Advogado é preso suspeito de aplicar golpes contra dezens de clientes em Catalão

Polícia Civil investiga esquema que teria lesado cerca de 40 pessoas; Justiça também determinou o bloqueio dos bens do investigado

Um advogado foi preso preventivamente em Catalão suspeito de aplicar golpes contra os próprios clientes. A prisão foi realizada pela Polícia Civil de Goiás (PCGO), que investiga um esquema que teria lesado inicialmente cerca de 40 pessoas.

Segundo as investigações, o advogado, identificado como Michel de Lacerda Bento, oferecia serviços para renegociação e redução de parcelas de financiamentos imobiliários. Para isso, cobrava valores antecipados dos clientes, afirmando que ingressaria com ações judiciais para obter a revisão dos contratos.

No entanto, de acordo com a Polícia Civil, os processos prometidos não eram ajuizados e os valores pagos pelos clientes eram apropriados pelo investigado. O prejuízo causado às vítimas é estimado em aproximadamente R$ 700 mil. Valor que ainda pode ser atualizado.

Durante a investigação, a corporação identificou cerca de 40 vítimas, mas o número pode aumentar, já que as apurações continuam para localizar outras pessoas que possam ter sido prejudicadas pelo mesmo esquema.

Além da prisão preventiva, a Justiça determinou o bloqueio dos bens do advogado, medida que busca garantir eventual ressarcimento dos prejuízos causados às vítimas.

Suspenção da OAB

A inscrição profissional de Michel de Lacerda Bento na Ordem dos Advogados do Brasil – Seção Goiás (OAB-GO) já havia sido suspensa cautelarmente em maio deste ano.

Em nota, a OAB-GO informou que adotou as providências cabíveis assim que tomou conhecimento dos fatos, encaminhando o caso ao Tribunal de Ética e Disciplina (TED). Posteriormente, a presidência do Conselho Seccional determinou a suspensão cautelar do exercício profissional pelo prazo máximo previsto no Estatuto da Advocacia.

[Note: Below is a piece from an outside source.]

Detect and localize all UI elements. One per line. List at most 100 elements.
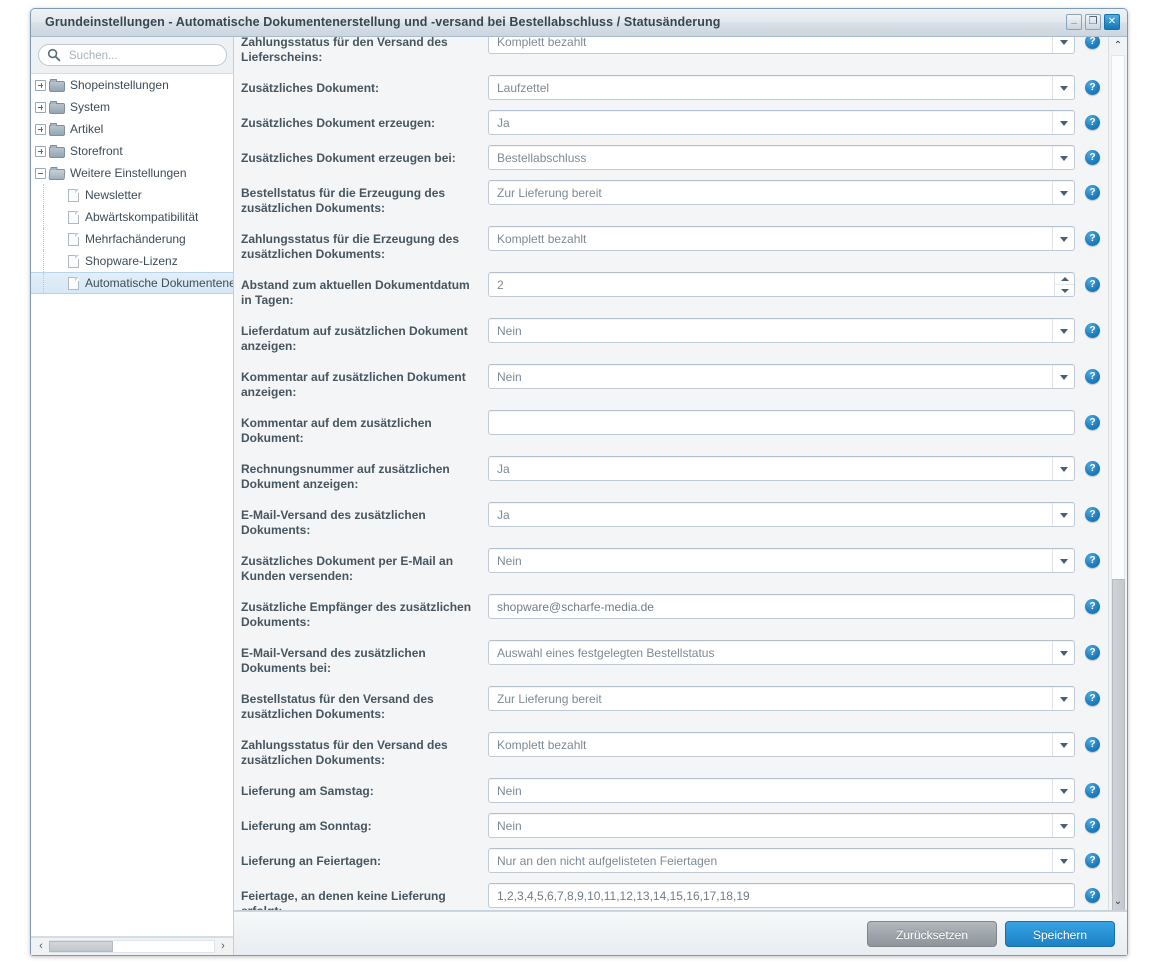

A entidade ressaltou que não compactua com condutas incompatíveis com a ética profissional e destacou que a apuração de eventuais responsabilidades nas esferas criminal e cível cabe às autoridades competentes. A Ordem também enfatizou que a advocacia não pode ser confundida com a atuação individual de profissionais que eventualmente descumpram a legislação ou as normas éticas da profissão.